En nuestro primer estudio pedimos a un grupo sano de voluntarios, la mayoría jóvenes estudiantes de medicina, que se autoevaluaran con una lista de síntomas potenciales para detectar dificultades físicas, cognitivas y emocionales. A continuación completaron una serie de simples ejercicios de memoria y atención, usando instrumentos frecuentes en el diagnóstico neuropsicológico. Después, entraron en una consulta con un especialista sénior (que en realidad era un licenciado en psicología maduro con talento para la actuación, dientes blancos, un traje caro y una voz grave y firme), quien les preguntó por los síntomas que ellos mismos habían marcado. Sin que ellos lo supieran, algunas de las puntuaciones de sus síntomas se habían modificado siguiendo una plantilla predeterminada. Por ejemplo, “no declara problemas de memoria” se cambió por “declara algunos problemas de memoria”, la ansiedad “leve” se cambió por ansiedad “moderada”, y así con el resto. Basándose en eso, el doctor falso les preguntaba por los detalles de unos problemas que en realidad nunca habían experimentado.
Las personas pueden expresar sus creencias y preferencias, o bien aceptar descripciones de sí mismas sin ni siquiera comprender lo que significan. El hecho de que lo hagan indica que estas creencias se pueden manipular, incluso aunque formen parte de los aspectos más íntimos que nos definen. Nuestro sentido más profundo de nosotros mismos puede tener huecos que otros pueden llenar sin saberlo.

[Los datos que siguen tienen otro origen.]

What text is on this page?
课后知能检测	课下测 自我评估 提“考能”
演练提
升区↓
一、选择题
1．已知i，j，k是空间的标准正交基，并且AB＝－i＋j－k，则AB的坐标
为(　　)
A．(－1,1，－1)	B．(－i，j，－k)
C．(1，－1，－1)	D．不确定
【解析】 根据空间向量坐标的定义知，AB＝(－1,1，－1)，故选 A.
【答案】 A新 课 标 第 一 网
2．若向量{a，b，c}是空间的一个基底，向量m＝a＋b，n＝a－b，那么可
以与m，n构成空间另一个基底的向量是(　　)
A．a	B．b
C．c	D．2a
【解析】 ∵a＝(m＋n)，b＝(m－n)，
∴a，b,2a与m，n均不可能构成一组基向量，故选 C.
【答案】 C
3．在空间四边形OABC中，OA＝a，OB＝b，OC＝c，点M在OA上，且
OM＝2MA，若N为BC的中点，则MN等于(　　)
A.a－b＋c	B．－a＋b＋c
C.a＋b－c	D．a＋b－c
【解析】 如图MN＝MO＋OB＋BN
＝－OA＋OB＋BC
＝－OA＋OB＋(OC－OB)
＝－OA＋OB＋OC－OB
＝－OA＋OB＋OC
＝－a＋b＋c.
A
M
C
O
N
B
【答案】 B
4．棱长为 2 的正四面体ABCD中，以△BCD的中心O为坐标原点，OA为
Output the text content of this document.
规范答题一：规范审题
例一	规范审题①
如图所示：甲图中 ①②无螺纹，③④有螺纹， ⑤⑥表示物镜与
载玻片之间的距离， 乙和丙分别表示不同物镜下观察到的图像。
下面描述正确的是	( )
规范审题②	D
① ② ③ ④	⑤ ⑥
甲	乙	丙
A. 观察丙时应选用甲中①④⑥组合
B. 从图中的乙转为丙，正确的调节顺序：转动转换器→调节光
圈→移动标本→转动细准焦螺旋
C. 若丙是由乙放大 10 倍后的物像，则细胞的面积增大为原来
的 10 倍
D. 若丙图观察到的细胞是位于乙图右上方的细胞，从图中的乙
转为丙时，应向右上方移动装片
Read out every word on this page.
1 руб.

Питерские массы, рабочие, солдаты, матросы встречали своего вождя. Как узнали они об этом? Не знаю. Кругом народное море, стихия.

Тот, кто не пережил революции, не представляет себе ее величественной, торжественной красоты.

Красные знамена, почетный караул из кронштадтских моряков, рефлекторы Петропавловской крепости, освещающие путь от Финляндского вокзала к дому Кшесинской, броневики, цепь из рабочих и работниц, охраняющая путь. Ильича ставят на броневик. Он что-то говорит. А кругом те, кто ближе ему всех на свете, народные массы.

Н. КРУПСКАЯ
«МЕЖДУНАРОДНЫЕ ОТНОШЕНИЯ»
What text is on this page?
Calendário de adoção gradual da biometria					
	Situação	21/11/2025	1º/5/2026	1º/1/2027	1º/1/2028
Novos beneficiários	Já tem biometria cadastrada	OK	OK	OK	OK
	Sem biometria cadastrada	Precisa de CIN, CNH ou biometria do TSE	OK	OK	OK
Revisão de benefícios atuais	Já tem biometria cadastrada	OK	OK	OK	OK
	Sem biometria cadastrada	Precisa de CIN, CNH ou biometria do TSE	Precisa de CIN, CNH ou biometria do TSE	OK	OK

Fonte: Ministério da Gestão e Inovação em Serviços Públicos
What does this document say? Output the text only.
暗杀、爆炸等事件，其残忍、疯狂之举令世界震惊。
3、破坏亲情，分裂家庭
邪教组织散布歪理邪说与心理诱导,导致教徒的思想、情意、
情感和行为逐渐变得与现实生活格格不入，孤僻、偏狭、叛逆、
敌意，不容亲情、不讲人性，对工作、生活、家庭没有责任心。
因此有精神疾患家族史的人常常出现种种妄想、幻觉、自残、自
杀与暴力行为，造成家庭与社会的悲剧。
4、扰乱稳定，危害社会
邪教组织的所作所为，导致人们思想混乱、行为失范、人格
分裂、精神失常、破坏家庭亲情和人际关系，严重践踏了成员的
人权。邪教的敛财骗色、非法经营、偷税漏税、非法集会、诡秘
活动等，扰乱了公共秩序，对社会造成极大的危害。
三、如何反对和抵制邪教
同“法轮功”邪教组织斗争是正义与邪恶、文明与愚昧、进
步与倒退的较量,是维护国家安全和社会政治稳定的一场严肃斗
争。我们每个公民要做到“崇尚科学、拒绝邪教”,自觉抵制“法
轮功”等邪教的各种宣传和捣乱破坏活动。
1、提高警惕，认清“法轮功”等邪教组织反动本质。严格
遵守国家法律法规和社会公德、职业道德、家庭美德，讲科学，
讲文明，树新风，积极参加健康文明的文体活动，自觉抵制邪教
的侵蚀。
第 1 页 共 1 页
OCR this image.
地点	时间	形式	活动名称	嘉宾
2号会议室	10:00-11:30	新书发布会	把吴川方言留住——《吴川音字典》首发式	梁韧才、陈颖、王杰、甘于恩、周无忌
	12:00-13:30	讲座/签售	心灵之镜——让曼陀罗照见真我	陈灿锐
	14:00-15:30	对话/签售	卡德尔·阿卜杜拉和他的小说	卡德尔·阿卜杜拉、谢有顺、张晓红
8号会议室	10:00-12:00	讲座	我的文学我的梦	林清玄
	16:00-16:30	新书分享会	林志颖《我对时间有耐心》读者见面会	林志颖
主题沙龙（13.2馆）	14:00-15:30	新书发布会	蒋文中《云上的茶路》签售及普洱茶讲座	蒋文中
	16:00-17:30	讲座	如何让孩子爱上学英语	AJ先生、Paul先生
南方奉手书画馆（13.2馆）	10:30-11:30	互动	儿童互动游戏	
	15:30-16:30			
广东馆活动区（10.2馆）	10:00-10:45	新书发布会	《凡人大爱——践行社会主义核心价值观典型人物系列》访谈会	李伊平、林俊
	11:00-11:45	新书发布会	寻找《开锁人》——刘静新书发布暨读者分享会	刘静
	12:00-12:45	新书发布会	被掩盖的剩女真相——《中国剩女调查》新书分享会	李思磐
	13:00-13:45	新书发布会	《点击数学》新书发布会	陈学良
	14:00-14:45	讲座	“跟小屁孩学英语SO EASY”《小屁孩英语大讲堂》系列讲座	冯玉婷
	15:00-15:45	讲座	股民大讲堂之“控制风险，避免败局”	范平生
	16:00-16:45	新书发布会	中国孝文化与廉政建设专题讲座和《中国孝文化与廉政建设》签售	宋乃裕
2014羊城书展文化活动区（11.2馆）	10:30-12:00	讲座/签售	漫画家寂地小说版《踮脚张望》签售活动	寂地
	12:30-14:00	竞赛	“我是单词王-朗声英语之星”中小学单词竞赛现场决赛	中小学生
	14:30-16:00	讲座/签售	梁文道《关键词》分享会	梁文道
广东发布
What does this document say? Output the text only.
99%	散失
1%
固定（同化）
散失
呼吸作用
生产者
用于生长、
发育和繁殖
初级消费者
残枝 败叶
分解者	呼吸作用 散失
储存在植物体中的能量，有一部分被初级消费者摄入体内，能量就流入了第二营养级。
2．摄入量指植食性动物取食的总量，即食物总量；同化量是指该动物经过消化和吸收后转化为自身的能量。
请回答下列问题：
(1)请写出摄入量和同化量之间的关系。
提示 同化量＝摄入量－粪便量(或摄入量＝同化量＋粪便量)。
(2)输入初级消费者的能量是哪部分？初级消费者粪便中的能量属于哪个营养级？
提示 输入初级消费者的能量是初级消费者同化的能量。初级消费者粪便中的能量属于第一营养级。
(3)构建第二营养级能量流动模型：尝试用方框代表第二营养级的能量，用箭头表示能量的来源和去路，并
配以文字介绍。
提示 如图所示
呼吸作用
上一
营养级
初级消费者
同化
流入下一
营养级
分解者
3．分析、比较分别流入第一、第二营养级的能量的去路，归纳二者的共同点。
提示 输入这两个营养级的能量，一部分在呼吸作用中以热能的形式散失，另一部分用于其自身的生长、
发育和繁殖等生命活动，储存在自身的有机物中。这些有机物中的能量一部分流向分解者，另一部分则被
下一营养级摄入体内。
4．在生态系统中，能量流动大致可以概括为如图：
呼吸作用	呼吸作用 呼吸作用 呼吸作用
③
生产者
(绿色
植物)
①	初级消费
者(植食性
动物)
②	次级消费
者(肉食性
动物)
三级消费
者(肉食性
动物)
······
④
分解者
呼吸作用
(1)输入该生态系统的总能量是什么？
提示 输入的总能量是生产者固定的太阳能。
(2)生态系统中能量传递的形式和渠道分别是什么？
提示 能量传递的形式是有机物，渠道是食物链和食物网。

Si durante la visita los pacientes se atrevían a decir que ellos no habían indicado tener problemas de memoria, como realmente era el caso, no eran “sugestivos al cambio”. Pero atreverse a decir que todo iba bien significaba contradecir la autoridad del médico, cuyo poder, que se remonta generaciones atrás en las civilizaciones más importantes del mundo, estaba concentrado en aquellos ojos endiabladamente atractivos y llenos de convicción. No solo eso: también implicaba anteponerse a ese sentimiento incipiente de que algo siempre va mal que más de uno escondemos en nuestro interior.